We also lack success stories.  Which doesn't necessarily mean customers.
It also means describing what will work out of the box so potential end
users know what they can do with it now.  A suggestion was made to change
pnetlib-status' report structure: instead of showing just what is broken,
also show what works!  e.g. "85% of System.Drawing is implemented" or

One person commented that some GNU/Linux people are interested in learning
C#, but are not interested in using Microsoft's tools to do it.
We don't have any beginner tutorials for newbies to the C# language.
We can point people at the spec, but that is no substitute for a well
written tutorial, and then a pointer to the spec for more info.

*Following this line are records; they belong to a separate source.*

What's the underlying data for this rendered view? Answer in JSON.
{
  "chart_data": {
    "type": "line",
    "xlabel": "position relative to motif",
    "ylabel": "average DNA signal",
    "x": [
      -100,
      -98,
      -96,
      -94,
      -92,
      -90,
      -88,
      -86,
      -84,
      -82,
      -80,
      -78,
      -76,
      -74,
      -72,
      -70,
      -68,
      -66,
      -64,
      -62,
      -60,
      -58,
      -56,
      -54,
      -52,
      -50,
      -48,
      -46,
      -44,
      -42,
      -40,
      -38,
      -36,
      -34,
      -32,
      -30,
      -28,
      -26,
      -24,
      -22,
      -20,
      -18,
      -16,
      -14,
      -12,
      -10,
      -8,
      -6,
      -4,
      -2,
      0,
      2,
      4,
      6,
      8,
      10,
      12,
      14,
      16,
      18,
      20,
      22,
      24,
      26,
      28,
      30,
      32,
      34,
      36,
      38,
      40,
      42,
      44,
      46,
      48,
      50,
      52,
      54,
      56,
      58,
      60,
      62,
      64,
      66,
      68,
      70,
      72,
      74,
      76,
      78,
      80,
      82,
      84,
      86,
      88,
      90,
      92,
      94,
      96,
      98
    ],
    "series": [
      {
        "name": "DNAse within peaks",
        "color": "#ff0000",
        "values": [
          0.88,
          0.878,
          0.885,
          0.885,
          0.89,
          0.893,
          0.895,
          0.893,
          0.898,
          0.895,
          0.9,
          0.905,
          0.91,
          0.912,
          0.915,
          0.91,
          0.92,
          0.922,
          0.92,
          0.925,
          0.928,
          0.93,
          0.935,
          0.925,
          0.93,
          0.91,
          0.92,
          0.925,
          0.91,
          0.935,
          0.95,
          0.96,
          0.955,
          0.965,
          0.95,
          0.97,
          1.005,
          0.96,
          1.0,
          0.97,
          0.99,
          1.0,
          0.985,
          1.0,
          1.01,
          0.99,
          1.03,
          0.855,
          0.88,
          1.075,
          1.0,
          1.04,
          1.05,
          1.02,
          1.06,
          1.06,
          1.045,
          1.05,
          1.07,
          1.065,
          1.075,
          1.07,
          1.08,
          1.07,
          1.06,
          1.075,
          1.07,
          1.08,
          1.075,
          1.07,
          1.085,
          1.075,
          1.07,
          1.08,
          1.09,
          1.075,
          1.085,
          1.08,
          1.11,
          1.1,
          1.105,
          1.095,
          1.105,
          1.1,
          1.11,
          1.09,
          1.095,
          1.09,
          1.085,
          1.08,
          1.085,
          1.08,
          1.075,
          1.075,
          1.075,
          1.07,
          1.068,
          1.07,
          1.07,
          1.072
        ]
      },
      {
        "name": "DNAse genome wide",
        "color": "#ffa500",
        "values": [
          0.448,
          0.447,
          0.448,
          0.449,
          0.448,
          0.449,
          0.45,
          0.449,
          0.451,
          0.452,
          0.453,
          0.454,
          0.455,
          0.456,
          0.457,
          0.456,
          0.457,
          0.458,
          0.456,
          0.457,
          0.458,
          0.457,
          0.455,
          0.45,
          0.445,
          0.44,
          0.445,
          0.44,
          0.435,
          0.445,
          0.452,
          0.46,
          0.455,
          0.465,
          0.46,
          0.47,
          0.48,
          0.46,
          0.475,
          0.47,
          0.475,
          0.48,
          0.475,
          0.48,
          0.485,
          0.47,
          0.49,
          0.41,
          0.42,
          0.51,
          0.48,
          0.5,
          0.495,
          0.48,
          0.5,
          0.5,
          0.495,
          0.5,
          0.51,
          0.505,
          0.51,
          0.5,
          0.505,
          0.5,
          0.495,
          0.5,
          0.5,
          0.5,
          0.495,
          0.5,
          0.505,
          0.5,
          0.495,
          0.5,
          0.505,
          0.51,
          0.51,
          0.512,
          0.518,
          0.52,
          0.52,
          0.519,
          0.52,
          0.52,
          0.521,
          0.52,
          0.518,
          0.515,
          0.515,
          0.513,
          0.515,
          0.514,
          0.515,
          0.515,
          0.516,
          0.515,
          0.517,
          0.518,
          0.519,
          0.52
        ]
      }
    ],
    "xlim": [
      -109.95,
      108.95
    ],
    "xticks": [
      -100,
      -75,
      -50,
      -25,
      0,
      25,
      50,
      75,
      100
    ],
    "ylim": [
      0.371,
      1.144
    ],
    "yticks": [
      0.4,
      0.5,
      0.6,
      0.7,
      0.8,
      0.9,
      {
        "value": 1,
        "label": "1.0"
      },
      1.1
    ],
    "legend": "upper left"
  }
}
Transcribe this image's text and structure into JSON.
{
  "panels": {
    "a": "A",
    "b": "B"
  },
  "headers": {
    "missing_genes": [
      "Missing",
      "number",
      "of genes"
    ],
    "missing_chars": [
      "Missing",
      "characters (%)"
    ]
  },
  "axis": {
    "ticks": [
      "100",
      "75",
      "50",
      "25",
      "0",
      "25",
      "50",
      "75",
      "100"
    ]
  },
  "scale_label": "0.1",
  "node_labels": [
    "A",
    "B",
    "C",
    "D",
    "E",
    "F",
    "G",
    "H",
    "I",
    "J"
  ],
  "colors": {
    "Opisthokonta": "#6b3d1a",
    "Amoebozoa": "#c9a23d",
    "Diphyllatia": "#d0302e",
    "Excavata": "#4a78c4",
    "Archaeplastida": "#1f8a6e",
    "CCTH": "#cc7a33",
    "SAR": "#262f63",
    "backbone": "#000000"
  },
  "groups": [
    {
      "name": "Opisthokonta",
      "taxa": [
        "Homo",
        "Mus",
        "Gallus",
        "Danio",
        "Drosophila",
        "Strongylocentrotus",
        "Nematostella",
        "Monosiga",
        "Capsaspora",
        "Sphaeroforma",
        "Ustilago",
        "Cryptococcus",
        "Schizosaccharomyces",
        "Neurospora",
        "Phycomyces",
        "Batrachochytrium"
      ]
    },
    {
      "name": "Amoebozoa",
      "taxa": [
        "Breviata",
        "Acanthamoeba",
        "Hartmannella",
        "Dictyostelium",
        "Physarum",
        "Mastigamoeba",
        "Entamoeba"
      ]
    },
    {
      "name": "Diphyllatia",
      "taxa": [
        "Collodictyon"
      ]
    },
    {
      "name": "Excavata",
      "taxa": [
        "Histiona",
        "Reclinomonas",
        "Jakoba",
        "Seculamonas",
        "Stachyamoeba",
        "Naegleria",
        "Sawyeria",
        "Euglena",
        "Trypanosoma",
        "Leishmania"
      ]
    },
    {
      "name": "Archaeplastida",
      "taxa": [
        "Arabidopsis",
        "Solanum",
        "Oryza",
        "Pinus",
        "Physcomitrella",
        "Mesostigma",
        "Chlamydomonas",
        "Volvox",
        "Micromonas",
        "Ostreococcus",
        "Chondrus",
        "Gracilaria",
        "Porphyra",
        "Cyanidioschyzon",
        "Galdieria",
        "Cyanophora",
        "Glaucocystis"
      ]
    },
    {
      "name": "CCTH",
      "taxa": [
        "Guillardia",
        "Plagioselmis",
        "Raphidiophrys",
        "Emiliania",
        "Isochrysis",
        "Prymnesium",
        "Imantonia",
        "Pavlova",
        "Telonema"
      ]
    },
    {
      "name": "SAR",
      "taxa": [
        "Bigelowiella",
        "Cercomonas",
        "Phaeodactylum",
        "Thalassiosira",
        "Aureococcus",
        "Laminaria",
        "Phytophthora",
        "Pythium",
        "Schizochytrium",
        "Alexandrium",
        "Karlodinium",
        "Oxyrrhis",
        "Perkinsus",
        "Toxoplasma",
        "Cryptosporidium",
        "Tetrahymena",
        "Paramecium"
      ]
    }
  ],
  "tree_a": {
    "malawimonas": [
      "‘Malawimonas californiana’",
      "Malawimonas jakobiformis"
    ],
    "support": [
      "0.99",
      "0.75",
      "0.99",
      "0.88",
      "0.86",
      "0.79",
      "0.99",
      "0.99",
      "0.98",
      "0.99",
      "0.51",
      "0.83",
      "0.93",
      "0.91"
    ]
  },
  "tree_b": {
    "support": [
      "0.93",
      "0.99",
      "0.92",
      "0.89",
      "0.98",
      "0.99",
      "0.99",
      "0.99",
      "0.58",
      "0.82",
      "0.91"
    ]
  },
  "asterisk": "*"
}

There were a number of technical comments.  People would like to see
Winforms "look like Unix, not like Windows"; i.e. theming to fit in with
KDE/GNOME desktops.  There was a positive response to our plans for a
"Compact Framework for GNU/Linux handhelds".  And they are interested in our
language integration plans to allow other languages to run on the engine, or
be accessed via PInvoke callouts.

One attendee mentioned that a WinCE 3.0 version would be nice.
Apparently Microsoft didn't bother to backport their Compact Framework to
older versions of WinCE, leaving developers on those platforms out in the
cold when it comes to C#.  We have an opportunity to provide infrastructure
on commonly-used Microsoft platforms that Microsoft themselves don't

One of the questions I raised was whether we should put a lot of effort into
the Whidbey and Longhorn API's.  A response was that most customers are
using the .NET Framework 1.1 and it will be quite a while before they bother
to change.  So we should make that work in a "just drop it in and it works"
sense first.

In conclusion, the number 1 "FIXIT" that we have is to fix the Web site.
I didn't expect advocacy to be our biggest problem, but in hindsight, the
FIXIT attendees were right.  There's no point us being the best .NET
alternative if no one knows how to find us, install it, and use it.